Marc Gunther, Fortune Magazine
Here's yet another sign that the debate over climate change has shifted decisively: ConocoPhillips today becomes the first U.S.-based oil company to support mandatory national regulation of greenhouse gas emissions.
In so doing, ConocoPhillips breaks ranks with the two biggest U.S. oil companies - ExxonMobil (Charts) and Chevron (Charts) - as well as with the Bush administration. With revenues of $188 billion in 2006, ConocoPhillips (Charts) operates in 40 nations around the world from its headquarters in Bush country - Houston, Texas.
James J. Mulva, the chairman and chief executive of ConocoPhillips, announced the change at a meeting with reporters in Washington, where congressional hearings or industry forums on climate issues are happening almost daily. It's become almost impossible for big companies to stay out of the fray.
Mulva said no particular event caused ConocoPhillips to step forward. "We believe that the science is quite compelling," he said. "Human activity, including the burning of fossil fuels, is contributing to climate change. Now is the time we need a national mandated framework to deal with climate change."
He didn't endorse a specific regulatory regime. But ConocoPhillips has become the second major oil company - after BP America, a unit of British-based BP (Charts) - to join the U.S. Climate Action Partnership, an alliance of big companies and environmental organizations that support federal action to achieve "significant reductions" in greenhouse gas emissions caused by burning fossil fuels.
Other members of the coalition include GE (Charts), Dupont (Charts) and four big green groups - the World Resources Institute, Environmental Defense, the Natural Resources Defense Council and the Pew Center on Global Climate Change.
Unlike BP, which has tried to recast itself as a company that goes "beyond petroleum" by touting its (mostly small) investments in renewable energy, ConocoPhillips makes all of its money - about $15.5 billion last year - from producing, refining and selling oil, gas and petrochemicals.

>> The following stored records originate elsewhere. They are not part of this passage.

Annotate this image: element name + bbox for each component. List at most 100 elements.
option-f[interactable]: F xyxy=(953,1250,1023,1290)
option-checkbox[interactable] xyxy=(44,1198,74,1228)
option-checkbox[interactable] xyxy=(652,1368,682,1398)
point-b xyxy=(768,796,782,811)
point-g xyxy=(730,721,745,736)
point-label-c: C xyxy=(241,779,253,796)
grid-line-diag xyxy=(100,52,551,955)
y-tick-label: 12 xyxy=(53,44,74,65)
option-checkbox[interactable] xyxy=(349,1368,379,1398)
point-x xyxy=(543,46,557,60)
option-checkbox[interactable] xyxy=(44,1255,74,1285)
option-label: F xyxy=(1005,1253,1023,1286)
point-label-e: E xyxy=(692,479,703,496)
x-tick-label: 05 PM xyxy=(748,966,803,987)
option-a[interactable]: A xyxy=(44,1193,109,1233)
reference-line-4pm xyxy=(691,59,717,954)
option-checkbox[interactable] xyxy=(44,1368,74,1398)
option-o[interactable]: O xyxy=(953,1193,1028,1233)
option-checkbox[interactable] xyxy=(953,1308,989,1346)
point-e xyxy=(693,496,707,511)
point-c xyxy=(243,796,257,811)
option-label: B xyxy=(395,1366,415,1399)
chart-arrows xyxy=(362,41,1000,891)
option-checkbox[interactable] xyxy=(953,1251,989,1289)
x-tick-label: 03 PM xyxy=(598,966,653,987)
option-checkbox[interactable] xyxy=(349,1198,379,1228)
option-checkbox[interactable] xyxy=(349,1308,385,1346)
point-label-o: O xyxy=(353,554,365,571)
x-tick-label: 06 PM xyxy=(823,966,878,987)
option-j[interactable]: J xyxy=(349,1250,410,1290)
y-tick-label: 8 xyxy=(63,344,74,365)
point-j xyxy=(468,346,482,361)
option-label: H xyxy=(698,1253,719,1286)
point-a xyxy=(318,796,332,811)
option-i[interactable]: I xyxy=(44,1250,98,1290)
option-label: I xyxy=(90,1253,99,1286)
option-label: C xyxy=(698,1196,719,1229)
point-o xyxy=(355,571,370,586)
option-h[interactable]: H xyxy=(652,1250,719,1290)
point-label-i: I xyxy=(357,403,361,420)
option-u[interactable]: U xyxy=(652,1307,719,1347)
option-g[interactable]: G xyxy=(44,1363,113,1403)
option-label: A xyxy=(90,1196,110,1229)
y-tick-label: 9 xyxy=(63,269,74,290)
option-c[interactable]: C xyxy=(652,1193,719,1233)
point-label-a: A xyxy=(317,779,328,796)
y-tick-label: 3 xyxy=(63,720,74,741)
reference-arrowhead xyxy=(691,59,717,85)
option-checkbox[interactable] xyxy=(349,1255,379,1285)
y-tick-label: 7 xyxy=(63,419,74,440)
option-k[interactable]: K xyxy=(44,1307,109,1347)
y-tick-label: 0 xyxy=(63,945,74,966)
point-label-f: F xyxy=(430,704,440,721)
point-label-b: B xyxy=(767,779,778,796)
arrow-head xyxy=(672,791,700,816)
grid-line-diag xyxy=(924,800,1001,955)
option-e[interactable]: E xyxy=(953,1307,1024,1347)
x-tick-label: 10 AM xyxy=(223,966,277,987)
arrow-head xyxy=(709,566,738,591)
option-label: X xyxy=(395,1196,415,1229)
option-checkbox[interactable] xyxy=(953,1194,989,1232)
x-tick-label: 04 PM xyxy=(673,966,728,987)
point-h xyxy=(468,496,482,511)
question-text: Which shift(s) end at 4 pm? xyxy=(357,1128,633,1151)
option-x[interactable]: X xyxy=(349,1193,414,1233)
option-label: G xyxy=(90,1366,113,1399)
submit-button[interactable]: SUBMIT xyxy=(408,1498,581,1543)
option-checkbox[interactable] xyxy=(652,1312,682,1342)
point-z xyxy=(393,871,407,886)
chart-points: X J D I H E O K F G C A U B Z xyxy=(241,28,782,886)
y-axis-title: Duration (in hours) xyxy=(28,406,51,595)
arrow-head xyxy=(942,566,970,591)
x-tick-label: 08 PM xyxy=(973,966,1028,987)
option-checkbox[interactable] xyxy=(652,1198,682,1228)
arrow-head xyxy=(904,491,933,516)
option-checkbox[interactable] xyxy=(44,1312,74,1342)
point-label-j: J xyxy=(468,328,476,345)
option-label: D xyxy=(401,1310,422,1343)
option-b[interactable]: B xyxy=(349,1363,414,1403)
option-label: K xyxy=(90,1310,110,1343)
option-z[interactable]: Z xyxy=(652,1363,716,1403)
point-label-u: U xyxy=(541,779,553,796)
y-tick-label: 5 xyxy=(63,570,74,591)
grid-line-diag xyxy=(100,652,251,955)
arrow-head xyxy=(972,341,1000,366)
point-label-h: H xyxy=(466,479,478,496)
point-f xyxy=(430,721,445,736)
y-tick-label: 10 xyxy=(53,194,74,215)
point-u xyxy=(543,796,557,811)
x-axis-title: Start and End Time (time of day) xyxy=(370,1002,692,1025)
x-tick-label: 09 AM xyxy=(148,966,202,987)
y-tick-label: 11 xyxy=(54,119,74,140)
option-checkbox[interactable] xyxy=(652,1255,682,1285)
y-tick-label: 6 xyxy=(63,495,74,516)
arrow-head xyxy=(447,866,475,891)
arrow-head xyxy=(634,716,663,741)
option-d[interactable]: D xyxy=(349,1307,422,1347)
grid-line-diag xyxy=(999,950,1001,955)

That isn't likely to change anytime soon, Mulva said: "The old Conoco and the old Phillips have been oil companies for many, many years. We expect to be an oil company for a long time. Whatever we can produce, we sell. And our refineries are running at the max."
He did say that ConocoPhillips' investment in alternative and renewable energy would grow from about $100 million in 2006 to about $150 million this year. But the company defines alternatives broadly, to include the process of extracting oil from the sands of western Canada as well as efforts to develop cellulosic ethanol.
Last year, ConocoPhillips began producing renewable diesel fuel from vegetable oil and animal fats at a refinery in Ireland.
ConocoPhillips is such a newcomer to the climate debate that it has yet to even calculate its own carbon footprint. The company says it will set public targets for reducing its own greenhouse gas emissions later this year.
Low-key and publicity-shy, Mulva quietly acknowledged that regulation of carbon dioxide will impose added costs on the oil industry, and on consumers who buy gasoline, heating oil or natural gas.
Higher prices, he said, may be necessary to induce Americans to become more efficient users of energy. The U.S. has less than 5 percent of the world's population but consumes about 25 percent of the world's oil production.